News / Vancouver

More Vancouverites hop on bicycles, city contemplates new bike lanes

More Vancouverites are embracing the city’s new cycling infrastructure and hopping on bicycles, prompting the city to ponder where to build additional bike lanes to encourage even more people to travel on two wheels.

The number of trips taken by bicycle jumped to nearly 100,000 per day in 2014 from 83,000 in 2013, according to a transportation survey of 2,500 Vancouverites presented to city council on Tuesday.

The switch to bicycles means that half of Vancouverites (49.7 per cent) made trips by biking, walking or transit instead of by motor vehicle last year. That’s six years ahead of schedule for the city’s goal to get 50 per cent of people out of their cars by 2020.

Mayor Gregor Robertson said it was “phenomenal” to see such a “dramatic” shift that sets the city on the path to reach its 2040 goal of reducing the number of car trips to one third.

Bike traffic was the highest on the Burrard Bridge, where the city completed extensive upgrades to the intersection last year.

“The improvements to the seaside greenway certainly contributed to increased trips,” the city’s acting general manager of engineering Jerry Dobrovolny said, referring to the controversial new bikeway on Point Grey Road.

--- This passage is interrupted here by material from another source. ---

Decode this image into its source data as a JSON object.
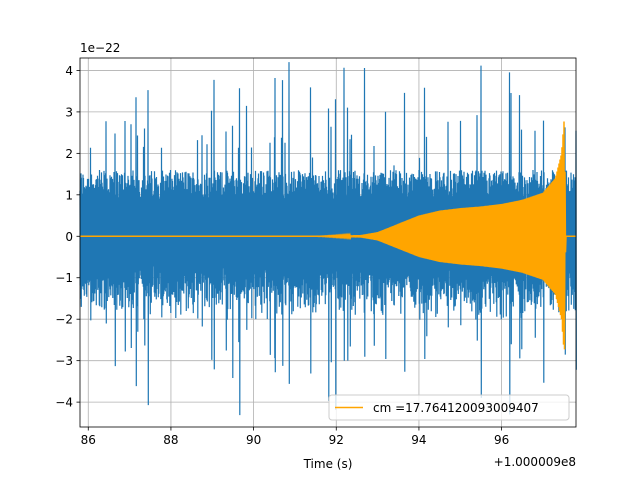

“The improvements to the seaside greenway certainly contributed to increased trips,” the city’s acting general manager of engineering Jerry Dobrovolny said, referring to the controversial new bikeway on Point Grey Road.

The report also outlined the city’s five-year plan to build bike infrastructure along Commercial Drive from 1st to 12th Avenue, West 10th Avenue from Trafalgar to Victoria, and Cypress Street from Cornwall to 16th. It’s aiming for all ages and abilities (AAA) bike paths that make cycling less scary for the tentative.

“Removing some of those barriers is probably all that’s required to get people to cycle when they don’t already,” the city’s acting director of transportation Lon LaClaire said.

The city will also study future bike infrastructure on Burrard Street north of Pacific, Main Street north of 33rd Avenue and Broadway west of Commercial.

This doesn’t necessarily mean separated bike lanes are coming to Commercial or Main Street, Dobrovolny said, but the city isn’t ruling out any options.

Meantime, car trips dropped to 50 per cent in 2014 from about 60 per cent in 2008.

But Coun. Geoff Meggs expressed concerns the 2040 goal could be hurt by the increasing popularity of car sharing companies such as Evo and car2go, which appeal to non-drivers. Car share participation jumped to 20 per cent of Vancouverites last year, according to the report.